Create a campaign film to inspire more nurses and midwives facing day-to-day mental health struggles to call a new helpline.
Changing a deeply embedded culture. We knew all about the need for nurses to seek a friendly, understanding person to offload to – especially given the unimaginable pressures they faced during the pandemic, with funding cuts and the cost-of-living crisis.
But nurses put others before themselves by default. They need a lot of persuasion to make a call that caters solely to their needs.
To stop nurses from suffering in silence, we needed to convey empathy, reassurance and empowerment. We zoomed in on the fact that Nurse Lifeline was a service created and run by nurses – they really know what it’s like when the stresses of everyday working life build up.
We also foregrounded the ‘free and confidential’ message – research among users had shown that many nurses were concerned that their thoughts and feelings would find their way to line managers.

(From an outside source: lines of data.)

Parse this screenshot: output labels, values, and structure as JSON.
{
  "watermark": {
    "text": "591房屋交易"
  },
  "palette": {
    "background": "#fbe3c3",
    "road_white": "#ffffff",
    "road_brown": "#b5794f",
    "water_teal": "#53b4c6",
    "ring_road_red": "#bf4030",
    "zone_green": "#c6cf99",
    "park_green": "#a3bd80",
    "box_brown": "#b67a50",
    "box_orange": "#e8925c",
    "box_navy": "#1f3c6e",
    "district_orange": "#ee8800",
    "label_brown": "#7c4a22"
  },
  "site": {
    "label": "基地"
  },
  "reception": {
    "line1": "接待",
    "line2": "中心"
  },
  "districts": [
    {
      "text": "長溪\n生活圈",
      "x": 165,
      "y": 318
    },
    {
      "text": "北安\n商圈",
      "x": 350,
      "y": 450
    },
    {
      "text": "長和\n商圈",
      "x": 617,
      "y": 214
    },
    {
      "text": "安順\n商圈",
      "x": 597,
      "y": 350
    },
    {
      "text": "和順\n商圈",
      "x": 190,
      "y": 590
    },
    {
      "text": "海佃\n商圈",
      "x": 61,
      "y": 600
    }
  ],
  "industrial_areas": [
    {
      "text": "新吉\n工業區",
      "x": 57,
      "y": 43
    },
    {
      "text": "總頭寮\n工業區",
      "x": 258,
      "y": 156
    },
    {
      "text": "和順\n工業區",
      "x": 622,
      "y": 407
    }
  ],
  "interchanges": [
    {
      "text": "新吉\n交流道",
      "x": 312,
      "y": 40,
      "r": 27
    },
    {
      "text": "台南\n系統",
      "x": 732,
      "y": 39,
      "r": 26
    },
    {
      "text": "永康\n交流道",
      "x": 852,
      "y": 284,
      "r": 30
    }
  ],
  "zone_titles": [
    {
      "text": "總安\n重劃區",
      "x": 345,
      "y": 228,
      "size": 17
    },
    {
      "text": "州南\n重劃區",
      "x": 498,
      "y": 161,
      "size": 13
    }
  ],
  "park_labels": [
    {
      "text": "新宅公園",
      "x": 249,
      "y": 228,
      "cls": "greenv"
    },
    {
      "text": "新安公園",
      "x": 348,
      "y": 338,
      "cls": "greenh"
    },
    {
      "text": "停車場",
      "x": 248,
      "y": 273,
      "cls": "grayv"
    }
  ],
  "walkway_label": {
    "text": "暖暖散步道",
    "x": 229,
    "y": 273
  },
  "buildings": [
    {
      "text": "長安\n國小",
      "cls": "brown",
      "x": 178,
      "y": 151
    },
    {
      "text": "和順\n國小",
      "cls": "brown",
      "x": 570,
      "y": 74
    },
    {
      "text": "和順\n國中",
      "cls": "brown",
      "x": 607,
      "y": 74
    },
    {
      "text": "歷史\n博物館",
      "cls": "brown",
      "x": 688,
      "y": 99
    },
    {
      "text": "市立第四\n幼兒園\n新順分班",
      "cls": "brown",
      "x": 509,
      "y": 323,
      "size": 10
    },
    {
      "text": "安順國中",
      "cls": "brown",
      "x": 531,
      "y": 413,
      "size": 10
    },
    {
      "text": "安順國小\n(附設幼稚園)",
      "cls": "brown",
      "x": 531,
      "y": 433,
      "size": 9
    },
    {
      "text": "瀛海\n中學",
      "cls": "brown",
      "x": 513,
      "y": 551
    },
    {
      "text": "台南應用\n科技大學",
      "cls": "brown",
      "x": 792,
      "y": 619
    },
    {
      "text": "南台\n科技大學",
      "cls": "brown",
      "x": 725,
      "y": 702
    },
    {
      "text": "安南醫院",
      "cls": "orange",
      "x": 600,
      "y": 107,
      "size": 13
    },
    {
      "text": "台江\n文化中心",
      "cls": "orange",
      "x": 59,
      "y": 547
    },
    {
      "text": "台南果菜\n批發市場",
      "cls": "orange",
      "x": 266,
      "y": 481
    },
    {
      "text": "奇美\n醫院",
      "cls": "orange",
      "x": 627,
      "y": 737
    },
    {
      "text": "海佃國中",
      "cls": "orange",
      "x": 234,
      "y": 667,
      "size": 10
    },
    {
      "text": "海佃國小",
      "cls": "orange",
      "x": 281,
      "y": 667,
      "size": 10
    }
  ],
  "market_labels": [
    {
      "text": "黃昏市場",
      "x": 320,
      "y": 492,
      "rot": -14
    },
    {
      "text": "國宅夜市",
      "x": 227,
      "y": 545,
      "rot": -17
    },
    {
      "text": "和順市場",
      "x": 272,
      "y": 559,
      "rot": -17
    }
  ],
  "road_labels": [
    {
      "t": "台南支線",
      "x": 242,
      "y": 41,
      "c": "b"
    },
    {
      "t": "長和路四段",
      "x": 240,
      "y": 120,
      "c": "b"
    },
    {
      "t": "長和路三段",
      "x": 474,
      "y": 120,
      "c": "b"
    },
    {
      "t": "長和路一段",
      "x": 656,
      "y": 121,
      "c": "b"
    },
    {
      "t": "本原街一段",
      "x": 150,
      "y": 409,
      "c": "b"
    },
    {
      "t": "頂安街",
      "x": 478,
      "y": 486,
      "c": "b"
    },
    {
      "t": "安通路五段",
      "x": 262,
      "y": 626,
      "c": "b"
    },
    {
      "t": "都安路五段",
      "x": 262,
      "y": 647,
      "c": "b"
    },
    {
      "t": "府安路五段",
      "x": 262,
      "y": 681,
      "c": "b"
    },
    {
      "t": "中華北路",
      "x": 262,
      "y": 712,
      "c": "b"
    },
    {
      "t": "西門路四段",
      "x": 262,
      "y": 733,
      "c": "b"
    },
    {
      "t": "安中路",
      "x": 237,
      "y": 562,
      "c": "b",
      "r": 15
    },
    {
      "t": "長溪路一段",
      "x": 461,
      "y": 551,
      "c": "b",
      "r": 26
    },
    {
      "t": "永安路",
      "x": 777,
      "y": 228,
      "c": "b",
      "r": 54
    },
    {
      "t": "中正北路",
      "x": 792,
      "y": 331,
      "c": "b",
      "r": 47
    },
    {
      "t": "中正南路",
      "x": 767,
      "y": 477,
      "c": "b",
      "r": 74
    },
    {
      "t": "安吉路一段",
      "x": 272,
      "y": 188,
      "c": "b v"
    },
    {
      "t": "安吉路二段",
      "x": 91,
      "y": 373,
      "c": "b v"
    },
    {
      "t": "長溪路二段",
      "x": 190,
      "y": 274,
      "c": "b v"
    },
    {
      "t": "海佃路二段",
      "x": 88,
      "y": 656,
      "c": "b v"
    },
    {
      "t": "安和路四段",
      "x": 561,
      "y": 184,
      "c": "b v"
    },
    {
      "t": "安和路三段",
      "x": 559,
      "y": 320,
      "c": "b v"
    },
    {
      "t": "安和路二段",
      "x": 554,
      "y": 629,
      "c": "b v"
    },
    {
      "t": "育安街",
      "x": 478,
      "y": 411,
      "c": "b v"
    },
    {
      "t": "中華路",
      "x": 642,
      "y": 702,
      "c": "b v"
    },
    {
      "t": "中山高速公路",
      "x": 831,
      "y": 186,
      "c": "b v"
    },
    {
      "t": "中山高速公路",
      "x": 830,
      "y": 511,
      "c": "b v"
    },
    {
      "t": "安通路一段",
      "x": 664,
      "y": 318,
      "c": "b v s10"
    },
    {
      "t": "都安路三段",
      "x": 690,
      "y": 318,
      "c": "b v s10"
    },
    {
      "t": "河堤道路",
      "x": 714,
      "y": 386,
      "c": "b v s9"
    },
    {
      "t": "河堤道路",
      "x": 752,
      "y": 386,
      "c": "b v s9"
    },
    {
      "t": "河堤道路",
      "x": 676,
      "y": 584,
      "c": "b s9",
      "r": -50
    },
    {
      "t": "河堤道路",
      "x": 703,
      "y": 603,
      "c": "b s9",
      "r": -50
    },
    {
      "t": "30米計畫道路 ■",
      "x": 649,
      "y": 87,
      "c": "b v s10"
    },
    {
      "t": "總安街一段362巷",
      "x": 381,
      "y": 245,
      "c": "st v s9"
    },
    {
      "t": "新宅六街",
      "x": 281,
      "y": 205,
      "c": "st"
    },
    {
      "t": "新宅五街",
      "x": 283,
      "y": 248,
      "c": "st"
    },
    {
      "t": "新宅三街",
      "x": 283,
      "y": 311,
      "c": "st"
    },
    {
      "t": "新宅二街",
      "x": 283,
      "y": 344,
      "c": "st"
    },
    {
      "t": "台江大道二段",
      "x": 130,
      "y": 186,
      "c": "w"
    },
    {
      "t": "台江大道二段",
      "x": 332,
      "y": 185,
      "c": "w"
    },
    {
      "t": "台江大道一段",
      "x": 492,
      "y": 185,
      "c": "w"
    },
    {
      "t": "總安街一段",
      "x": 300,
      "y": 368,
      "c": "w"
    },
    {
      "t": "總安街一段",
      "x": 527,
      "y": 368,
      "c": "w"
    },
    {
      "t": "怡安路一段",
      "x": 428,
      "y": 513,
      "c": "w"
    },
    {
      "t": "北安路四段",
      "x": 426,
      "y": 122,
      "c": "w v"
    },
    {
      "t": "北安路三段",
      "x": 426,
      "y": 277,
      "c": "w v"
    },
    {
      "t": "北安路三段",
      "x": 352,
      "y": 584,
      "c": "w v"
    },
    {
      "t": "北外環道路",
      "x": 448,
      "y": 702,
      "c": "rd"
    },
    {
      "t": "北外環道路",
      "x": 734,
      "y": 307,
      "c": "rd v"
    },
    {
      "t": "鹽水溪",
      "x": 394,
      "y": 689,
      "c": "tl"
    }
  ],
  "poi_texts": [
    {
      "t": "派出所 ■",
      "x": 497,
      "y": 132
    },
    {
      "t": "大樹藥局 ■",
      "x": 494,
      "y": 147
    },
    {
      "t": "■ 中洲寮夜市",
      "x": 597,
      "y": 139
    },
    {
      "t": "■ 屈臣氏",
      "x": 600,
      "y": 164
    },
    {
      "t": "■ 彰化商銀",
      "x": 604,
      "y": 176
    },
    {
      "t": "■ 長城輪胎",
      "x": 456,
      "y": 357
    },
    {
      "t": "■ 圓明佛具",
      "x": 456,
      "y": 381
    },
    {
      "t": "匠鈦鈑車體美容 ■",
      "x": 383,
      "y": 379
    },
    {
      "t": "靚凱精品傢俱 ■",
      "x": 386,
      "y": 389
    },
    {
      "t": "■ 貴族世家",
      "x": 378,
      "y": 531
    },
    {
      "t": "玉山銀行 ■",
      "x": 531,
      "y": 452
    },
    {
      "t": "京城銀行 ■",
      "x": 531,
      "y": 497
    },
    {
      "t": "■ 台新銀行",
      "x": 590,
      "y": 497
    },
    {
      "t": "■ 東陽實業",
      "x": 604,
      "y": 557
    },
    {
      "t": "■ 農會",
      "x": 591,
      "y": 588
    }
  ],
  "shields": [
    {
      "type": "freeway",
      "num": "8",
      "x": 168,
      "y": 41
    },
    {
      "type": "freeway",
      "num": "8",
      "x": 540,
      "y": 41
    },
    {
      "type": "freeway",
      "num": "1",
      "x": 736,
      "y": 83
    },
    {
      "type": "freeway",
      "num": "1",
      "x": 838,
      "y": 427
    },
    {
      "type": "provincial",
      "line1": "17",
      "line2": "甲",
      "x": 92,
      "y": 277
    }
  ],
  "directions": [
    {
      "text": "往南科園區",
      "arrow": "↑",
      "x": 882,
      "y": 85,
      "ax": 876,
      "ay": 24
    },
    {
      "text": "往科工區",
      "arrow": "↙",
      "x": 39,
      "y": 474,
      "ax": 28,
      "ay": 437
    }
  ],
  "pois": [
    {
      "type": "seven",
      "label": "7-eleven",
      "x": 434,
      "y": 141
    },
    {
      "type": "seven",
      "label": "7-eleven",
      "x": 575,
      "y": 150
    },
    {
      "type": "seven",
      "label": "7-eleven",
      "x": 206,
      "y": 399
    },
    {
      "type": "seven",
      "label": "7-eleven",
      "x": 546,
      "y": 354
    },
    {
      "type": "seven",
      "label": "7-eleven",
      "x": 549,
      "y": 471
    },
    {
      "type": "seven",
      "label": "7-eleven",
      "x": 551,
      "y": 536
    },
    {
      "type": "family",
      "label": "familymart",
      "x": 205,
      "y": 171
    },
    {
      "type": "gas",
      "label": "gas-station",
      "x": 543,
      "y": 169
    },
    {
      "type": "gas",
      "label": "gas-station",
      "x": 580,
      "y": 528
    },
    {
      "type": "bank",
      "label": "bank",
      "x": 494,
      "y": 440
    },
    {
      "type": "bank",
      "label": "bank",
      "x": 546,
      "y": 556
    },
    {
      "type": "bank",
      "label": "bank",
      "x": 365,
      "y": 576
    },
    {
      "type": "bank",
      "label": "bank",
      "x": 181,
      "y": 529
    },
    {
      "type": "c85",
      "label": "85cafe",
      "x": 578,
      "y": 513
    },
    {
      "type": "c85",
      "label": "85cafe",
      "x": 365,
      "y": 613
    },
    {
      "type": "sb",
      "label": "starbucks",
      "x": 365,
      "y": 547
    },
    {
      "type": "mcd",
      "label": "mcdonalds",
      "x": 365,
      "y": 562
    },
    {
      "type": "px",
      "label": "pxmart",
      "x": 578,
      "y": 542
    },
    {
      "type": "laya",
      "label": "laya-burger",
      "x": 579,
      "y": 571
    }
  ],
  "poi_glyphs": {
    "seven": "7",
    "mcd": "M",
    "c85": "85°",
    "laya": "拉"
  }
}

We used a clear, textured animation style to convey diversity and reach and a strong type that could carry simple, bold messages. We also did long and short versions and made clips for social.
Everyone was happy with the process, and the film went down a storm at the Nursing Times Awards. Teresa Griffiths, Chief Executive of Nurse Lifeline, said, “We had a small budget, so it was a risk. But it was a risk worth taking because we are so proud of that film.”
“We had a small budget, so it was a risk. But it was a risk worth taking because we are so proud of that film.”